ABSTRACT

In contemporary society, information and communication technologies (ICTs) have been woven deeply into the fabric of people’s quotidian routines. Technology domestication theory, which emphasises the mutual construction of human and technology, provides an appropriate framework for understanding the adoption and use of ICTs in various everyday life contexts. As extensive as ICT domestication studies have been, a “content-context divide” remains conspicuous between the investigation of contents and/or routines of ICT consumption (e.g., devices and platforms used, whom to communicate with, and topics of communication) and the multidimensional contexts in which ICT domestication takes place (e.g., spatial constraints, temporal arrangements, and tacit social conventions). Specifically, previous domestication studies tend to privilege one aspect over the other or investigate them separately, without effectively analysing their mutual interactions in real-time. To understand and resolve this content-context conundrum, I carried out a literature review on methodological approaches of domestication studies to identify relative strengths and weaknesses of different research methods (e.g., interview, observation, diary, and survey), as well as methodological limitations of domestication research on the whole.

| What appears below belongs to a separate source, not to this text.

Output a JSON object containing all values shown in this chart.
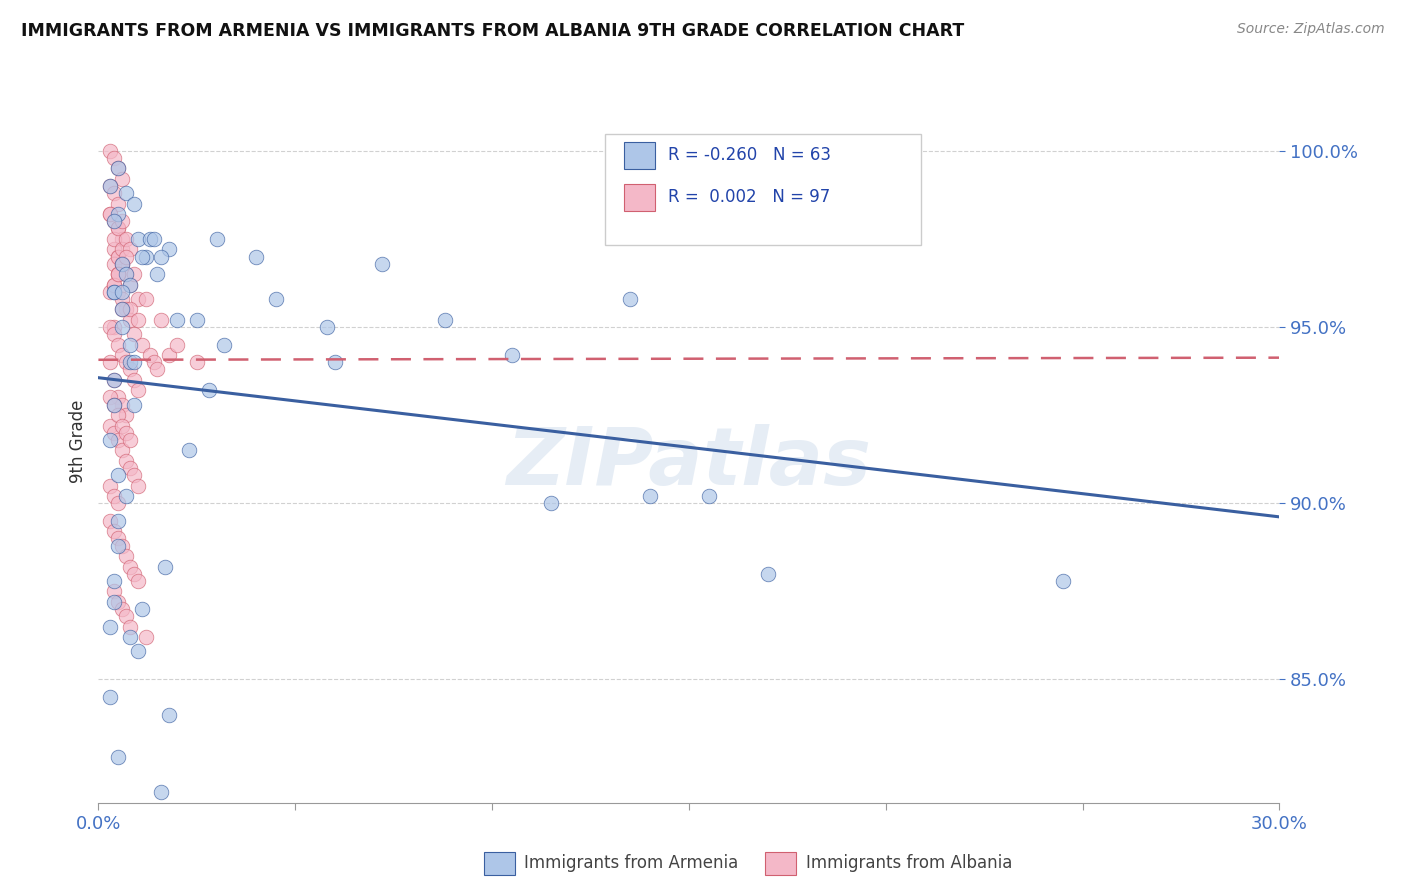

The literature review uncovered that previous studies rely heavily on self-reported methods such as interviews and self-administered media diaries, which “strip” specific communication behaviours and/or contents of immediate contexts in which they are embedded. As an attempt to overcome methodological limitations and bridge the content-context divide, an innovative ethnographic approach of “content-context diary” cum participant observation was designed and applied in a case study of ICT domestication by Chinese “study mothers.” This approach maximises the merits of both self-reported methods and researcher-administered methods, effectively apprehending ICT domestication behaviours in tandem with their spatial, temporal, and socio-cultural milieus.